BU Humanists at Work: Meet Jim Carter

“I liked telling stories as a kid. I always had a video camera in my hand and was employing my sisters or cousins as actors and actresses. I wanted to continue to tell stories in a professional way,” said Dr. Jim Carter. Carter joined the BU faculty this semester as Lecturer in Italian. While Carter may have grown up with a passion for cinema, he did not grow up with Italian language or culture. In fact, it was his interest in film that ultimately led him to the field of Italian Studies. 

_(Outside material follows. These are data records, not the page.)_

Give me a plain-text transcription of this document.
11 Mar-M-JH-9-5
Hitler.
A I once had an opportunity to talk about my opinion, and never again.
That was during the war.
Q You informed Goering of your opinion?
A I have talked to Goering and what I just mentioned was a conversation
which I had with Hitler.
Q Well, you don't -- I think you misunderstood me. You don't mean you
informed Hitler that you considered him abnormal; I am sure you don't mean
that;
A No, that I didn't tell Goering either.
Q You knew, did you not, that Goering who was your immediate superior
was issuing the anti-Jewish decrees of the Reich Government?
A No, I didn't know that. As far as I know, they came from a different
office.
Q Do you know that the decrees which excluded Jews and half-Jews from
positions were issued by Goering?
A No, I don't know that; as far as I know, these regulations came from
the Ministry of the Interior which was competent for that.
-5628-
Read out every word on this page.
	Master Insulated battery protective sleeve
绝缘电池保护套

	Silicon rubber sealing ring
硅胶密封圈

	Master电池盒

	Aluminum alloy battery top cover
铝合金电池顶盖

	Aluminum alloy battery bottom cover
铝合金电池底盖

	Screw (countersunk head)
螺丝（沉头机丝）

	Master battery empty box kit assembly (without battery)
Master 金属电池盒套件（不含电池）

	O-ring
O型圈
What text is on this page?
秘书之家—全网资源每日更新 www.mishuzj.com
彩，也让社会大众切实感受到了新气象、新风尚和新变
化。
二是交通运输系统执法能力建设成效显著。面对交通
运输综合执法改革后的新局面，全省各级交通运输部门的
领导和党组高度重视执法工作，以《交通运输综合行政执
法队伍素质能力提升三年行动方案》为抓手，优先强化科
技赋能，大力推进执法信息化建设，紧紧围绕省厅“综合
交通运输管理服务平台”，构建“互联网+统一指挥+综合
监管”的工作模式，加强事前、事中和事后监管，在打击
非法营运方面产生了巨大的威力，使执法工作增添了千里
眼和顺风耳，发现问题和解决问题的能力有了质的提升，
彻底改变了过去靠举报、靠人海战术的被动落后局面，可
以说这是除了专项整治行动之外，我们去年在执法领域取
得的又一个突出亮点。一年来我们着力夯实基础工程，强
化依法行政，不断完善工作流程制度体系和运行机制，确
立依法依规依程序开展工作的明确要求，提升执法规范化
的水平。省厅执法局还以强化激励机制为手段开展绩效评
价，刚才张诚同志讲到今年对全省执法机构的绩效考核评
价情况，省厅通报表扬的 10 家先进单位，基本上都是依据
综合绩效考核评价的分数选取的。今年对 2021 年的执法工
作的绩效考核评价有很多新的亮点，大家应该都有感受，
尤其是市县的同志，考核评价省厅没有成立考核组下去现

Carter grew up in the Boston area but decided to attend Hofstra University in the suburbs of New York City to take advantage of opportunities in the film industry that proximity to NYC provided. As an undergraduate at Hofstra, he enrolled in a course about national cinemas, where each week was devoted to films from a different country. It was in that class that he first encountered Giuseppe Tornatore’s Cinema Paradiso (1988), one of the iconic Italian films of the 20th century. “I really fell in love with that film, not only because of the love story at the surface of it, but because of the way it staged and performed a whole era of Italian history .  . . and wove that together with the history of cinema,” said Carter. 

Eager to learn more about Italian film and culture, Carter enrolled in a study abroad program in Florence in his junior year, where serendipity struck. A classmate who was working for an English-language newspaper in Florence helped him secure a job as the paper’s new film critic. The paper paid Carter to attend as many films as he wanted as long as he wrote a review. Carter spent his days watching Italian films and thinking and writing about them critically. “It was sitting there in the movie theatre that, almost without my knowing it, I began to absorb the Italian language,” he now realizes.  

Carter added an Italian major to his existing Film Studies and Production major upon returning from his semester abroad, but it was graduate school that allowed him to study Italian film and culture in depth.  As a PhD student at the University of Michigan Ann Arbor, Carter turned his attention to Italian cinema, literature, and visual arts from the post World War II period. The critical lens through which he engaged with these varied media was provided by the Olivetti Company. Founded in 1908 by Camillo Olivetti, the company became a leading designer and manufacturer of typewriters, and later, early computers. But Camillo, and later his son, Adriano, weren’t only interested in technological innovation. “Their company was something that today we would call “interdisciplinary . . . . The Olivettis were engineers with a broad vision for the role of the humanities in contemporary culture and committed to making [technological and cultural production] speak to one another,” Carter explained. They invested heavily in the arts, hiring skilled painters, novelists, and poets to create their advertising content. They also invested in cinema, funding experimental cinema that eventually became commercials for their products. 

Carter sees BU as a place that will allow his own interdisciplinary approach to scholarship to thrive. “At BU, I am most excited about working in collaboration between Romance Studies and Cinema and Media Studies—both fantastic opportunities for students here at BU and both very active in terms of courses and extracurricular events,” he said. In addition to teaching and working on his first book project, which grew out of his dissertation on the Olivetti Company, he and several other colleagues are already at work in the early stages of planning an Italian Film Festival at BU in the 2022-2023 academic year. 

Carter’s interdisciplinary approach to scholarship also informs his teaching. In addition to teaching Italian language classes this semester, he is teaching “Italian Media and Popular Culture.” He describes the class as a “dive into the media sphere of contemporary Italy,” through engagement with less commonly studied forms of media, including newspapers and magazines, TV, pop music, and independent cinema. “Most of the things we watch, read, and listen to were published during the week they were assigned, which presents its own challenges from the perspective of an instructor,” explained Carter. While the descriptor “contemporary” is quite apt for this class, Carter explains that today’s Italian media sphere was born in the post World War II period; consequently, “by talking about what’s happening now, we also end up talking about the past.” 

Undergraduates who, like an eighteen-year-old Carter, have no connection or exposure to Italian language or culture might not consider enrolling in an Italian film course. But Carter sees Italian cinema as a window onto complicated questions: “I find that the connection between cinema and national identity is particularly strong in the Italian context. Studying cinema in the Italian context is studying how communities are defined. . . . Who is included in and excluded from those communities? Where is the border between inclusion and exclusion and how has that changed over time? We see these issues reflected in films that attempt to redraw the boundaries of the Italian community in order to be more inclusive,” Carter explained.   

In spring 2022, Carter will teach a course called “Italian Cinema: Neorealism to the Present.” Unlike his “Italian Media and Popular Culture” course, this course requires no knowledge of the Italian language. Students will watch Italian films with English subtitles and discuss and write about them in English. Carter invites all students, familiar or unfamiliar with Italian culture to come “get their feet wet.”